チリ津波

2月28日チリ津波が日本を襲った。奇しくも昭和35年のチリ津波から丁度50年後である。あの時は我々夫婦が結婚した年だった。当時は4畳半一間の新婚生活だったし勿論テレビも無かったから鮮明な記憶はないが、遠く地球の裏側から津波が到達するという事実に驚いた。気象庁もまったく予報が出来ず三陸地方の住民は6月24日未明にそれこそ寝耳に水の襲来を受け142名もの犠牲者を出したのだった。

さすがにこの経験を踏まえかつコンピュータ予報技術の進歩もあって今回の気象庁津波警報は迅速丁寧だった。ただ津波の大きさについての予想が実際よりかなり大きかったことについて気象庁は謝罪を表明したという。私はそんな必要はさらさら無いと思う。むしろ過小評価の危険の方がはるかに罪深いと思うからである。
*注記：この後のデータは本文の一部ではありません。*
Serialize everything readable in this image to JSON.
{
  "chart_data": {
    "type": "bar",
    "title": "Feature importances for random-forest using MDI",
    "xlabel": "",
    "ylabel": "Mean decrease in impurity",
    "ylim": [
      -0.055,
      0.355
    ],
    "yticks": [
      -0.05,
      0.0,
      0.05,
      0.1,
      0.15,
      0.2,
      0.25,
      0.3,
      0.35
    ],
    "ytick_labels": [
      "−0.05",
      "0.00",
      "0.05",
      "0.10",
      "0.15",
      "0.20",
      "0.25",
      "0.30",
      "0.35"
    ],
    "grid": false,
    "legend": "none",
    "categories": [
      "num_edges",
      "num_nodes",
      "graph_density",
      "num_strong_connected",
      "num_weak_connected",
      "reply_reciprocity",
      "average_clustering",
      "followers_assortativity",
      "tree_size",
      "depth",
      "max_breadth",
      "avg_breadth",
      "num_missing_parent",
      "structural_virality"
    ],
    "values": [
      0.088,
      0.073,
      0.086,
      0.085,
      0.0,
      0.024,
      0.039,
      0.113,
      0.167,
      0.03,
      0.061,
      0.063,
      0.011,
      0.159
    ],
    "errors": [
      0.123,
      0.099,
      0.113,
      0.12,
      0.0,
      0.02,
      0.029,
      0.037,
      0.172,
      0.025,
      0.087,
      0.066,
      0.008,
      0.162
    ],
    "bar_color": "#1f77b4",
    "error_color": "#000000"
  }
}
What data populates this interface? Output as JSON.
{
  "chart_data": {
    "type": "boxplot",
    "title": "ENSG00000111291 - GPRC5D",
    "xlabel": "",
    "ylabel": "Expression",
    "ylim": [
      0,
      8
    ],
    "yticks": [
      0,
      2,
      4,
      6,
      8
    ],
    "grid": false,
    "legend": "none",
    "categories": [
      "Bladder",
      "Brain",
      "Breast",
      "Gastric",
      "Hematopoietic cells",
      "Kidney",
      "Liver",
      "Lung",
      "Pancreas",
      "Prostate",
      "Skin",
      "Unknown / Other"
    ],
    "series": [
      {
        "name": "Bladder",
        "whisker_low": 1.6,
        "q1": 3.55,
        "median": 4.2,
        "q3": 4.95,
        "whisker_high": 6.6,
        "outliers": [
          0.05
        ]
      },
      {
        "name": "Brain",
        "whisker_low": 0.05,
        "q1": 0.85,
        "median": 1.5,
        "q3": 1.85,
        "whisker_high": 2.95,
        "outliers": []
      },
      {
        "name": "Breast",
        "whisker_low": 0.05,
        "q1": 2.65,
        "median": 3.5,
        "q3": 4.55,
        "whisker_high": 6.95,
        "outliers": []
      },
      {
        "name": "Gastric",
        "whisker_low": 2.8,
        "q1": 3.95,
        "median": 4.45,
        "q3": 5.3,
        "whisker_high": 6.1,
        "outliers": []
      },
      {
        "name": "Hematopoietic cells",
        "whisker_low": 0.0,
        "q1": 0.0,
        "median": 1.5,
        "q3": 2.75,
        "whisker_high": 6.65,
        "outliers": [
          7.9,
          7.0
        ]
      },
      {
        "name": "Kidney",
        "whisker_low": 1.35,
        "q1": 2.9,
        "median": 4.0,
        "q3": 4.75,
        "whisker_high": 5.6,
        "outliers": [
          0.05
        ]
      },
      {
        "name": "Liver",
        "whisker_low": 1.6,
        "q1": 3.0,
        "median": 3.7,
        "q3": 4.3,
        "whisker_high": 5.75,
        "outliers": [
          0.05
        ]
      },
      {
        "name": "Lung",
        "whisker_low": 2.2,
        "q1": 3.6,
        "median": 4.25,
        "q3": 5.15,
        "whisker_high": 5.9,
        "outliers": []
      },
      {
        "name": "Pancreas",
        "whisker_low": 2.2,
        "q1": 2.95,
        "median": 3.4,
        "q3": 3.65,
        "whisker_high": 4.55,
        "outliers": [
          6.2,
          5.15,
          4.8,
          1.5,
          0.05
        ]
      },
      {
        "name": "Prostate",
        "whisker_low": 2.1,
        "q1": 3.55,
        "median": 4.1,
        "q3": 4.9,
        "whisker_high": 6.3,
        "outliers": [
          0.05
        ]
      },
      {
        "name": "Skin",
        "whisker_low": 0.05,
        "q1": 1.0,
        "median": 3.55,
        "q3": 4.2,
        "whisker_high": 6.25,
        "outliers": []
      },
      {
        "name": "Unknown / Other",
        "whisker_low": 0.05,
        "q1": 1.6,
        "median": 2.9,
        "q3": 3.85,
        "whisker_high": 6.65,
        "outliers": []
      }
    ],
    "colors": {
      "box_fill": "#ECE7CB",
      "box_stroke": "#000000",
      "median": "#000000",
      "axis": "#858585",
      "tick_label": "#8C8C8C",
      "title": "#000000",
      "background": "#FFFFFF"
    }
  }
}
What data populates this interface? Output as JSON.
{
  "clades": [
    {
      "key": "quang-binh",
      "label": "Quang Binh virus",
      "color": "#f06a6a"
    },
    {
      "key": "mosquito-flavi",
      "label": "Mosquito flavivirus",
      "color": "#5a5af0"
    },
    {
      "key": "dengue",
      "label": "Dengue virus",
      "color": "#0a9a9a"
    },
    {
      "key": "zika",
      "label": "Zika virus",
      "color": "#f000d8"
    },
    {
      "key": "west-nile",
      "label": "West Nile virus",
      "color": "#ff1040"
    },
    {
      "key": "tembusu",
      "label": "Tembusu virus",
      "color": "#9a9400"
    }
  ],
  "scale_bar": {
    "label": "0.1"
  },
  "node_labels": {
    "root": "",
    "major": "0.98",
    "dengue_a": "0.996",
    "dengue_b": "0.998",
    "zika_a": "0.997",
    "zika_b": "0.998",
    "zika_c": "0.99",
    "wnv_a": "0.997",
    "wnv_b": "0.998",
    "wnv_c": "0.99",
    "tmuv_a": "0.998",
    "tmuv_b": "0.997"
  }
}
警報に対する住民の対応には大きな問題が残された。避難所に避難した人はたった6%だったと言うし、第二波、第三波の危険が伝えられているにもかかわらず比較的小さな第一波が観測されると過半数の人は帰宅してしまったという。喉元過ぎれば暑さを忘れるのが人の性か、過去の苦い経験が少しも生かされていない。もっと驚くのは警報の出されている地区で1100人を超すビッグウェーブを期待するサーファー達が避難の呼びかけを無視してサーフィンをやっていたという。無知無謀、自己本位とはこのことだろう。

小さなことだが警報の出ている長時間にわたってテレビ(NHK)では派手に赤黄の点滅する大きな日本地図を流し続けた。周知徹底を図ったものだろうがいささか目障りだった。もう少し目に優しい工夫があっても良いのではないか。